Di bawah pohon ek berdaun perak di pinggir alun-alun, Liang Feng menunduk dan menutup mata. Ia berbisik doa kepada roh bumi dan langit. “Angin lembut, tuntun langkah mereka. Batu kukuh, lindungi tubuh mereka. Dan biarkan cahaya Bai Xue tetap terang dalam kegelapan.” Sekonyong-konyong, daun-daun di atas berdesir halus, seakan menyahut doanya.
“Formasi!” teriak Liang Feng, mencabut pedangnya, bilahnya memancarkan cahaya putih samar-samar, bergetar dengan kekuatan yang mengendap. Bai Xue melonjak, sembilan ekornya merekah seperti kipas bulan yang tampak hidup. Relawan menegakkan postur, jimat mereka berpendar lembut di dada masing-masing.
“Berangkat!” perintahnya, langkah pertama menjejak di jalur setapak yang menjalar ke lereng berhutan. Jejaknya mantap, bergema penuh tekad. Bai Xue mendahului, memancarkan cahaya yang menari-nari di atas dedaunan yang berembun.
Di antara semilir angin pinus dan aroma tanah basah, mereka menaiki jalanan berkelok. Tanda batu pertama Pos G Clef monolit usang bertatahkan ukiran kuno muncul di depan. Liang Feng menghentikan barisan. “Dekatkan jarak.” ia mengingatkan. “Percayalah pada pelatihan kalian dan satu sama lain. Tantangan yang lebih tua dari ingatan kita menanti di hadapan, tapi bersama, cahaya kita tak akan pernah padam.”
Relawan mengangguk, langkah mereka menyusuri jejak batu berlumut, bayangan pepohonan menari-nari di setiap sisi. Sekali-sekali terdengar bisik roh yang menguji keberanian mereka. Spear terangkat seketika, lentera menyala menepis dalam kegelapan.
Menjelang tengah hari, mereka tiba di Pos Batu Naga yang merupakan ceruk batu sempit yang menghadap ke jurang dalam. Wajah lelah terpancar di kerling mata setiap relawan, namun semangat tetap membara. Liang Feng berhenti di tepi ceruk. “Minum air, teguk ramuan.” perintahnya. “Istirahatkan pundak, kukuhkan lagi mantra.” Cawan-cawan air fajar berpindah tangan, Bai Xue menenun energi pelindung tipis di udara.
Setelah segar kembali, mereka melanjutkan pendakian. Jalanan semakin sempit, bebatuan licin diselimuti kabut abadi. Kadang-kadang tanah bergetar, seolah reruntuhan itu telah terbangun. Bahaya mengintai di tiap kerlip dedaunan, namun cahaya kristal dan jimat-jimat bambu meretas jalan meski remang-remang.

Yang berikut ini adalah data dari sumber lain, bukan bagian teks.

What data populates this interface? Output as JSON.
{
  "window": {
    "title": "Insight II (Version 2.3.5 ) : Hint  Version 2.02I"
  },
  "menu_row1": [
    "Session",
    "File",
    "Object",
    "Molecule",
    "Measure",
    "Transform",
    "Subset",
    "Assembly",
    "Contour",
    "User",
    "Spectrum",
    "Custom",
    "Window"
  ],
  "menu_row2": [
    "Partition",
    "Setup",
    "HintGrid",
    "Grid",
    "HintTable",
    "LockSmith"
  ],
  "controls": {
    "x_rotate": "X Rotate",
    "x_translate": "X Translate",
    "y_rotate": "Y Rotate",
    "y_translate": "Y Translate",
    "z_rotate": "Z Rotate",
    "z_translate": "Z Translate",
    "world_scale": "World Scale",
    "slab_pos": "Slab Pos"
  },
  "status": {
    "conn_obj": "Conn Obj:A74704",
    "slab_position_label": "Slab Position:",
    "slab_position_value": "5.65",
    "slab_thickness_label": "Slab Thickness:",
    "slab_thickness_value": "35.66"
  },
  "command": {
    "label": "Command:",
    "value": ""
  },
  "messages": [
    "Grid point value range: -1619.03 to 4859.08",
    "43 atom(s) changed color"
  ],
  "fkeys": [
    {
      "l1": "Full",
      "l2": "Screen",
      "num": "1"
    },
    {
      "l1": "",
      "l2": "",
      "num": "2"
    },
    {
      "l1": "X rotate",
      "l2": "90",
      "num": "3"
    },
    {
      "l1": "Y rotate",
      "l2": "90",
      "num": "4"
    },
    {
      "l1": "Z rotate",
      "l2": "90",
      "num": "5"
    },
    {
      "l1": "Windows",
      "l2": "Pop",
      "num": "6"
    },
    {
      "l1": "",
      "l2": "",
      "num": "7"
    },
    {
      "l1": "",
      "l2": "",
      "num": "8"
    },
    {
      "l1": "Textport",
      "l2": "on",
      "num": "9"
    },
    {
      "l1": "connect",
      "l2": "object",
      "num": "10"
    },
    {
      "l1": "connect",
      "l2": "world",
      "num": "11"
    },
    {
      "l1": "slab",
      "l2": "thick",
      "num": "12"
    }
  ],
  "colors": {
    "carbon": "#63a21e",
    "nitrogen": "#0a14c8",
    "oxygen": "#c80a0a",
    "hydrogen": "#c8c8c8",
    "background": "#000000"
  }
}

Mendekati waktu senja, mereka tiba di Pos Kubu Bayangan yang merupakan reruntuhan tembok setengah ambruk dengan gerbang kayu beralur retak. Udara berubah dingin saat mereka melangkah masuk. Liang Feng menoleh ke barisan yang terlihat begitu terlatih. “Esok fajar kita menuju wajah Kuil. Istirahatlah malam ini. Rawat luka-luka. Besok, kita menyegel Gerbang dan mengakhiri ancaman ini.”
Malam itu, api unggun menyala di dalam tembok lapuk. Relawan berbagi kisah rindu kampung halaman, doa keluarga yang menanti kepulangan mereka. Liang Feng duduk di samping Bai Xue, merawat bilah pedangnya, matanya menatap siluet Kuil Naga di kejauhan. Ia berbisik janji pada roh, pada Nenek L, dan pada setiap jiwa yang meletakkan harapan pada kepemimpinannya.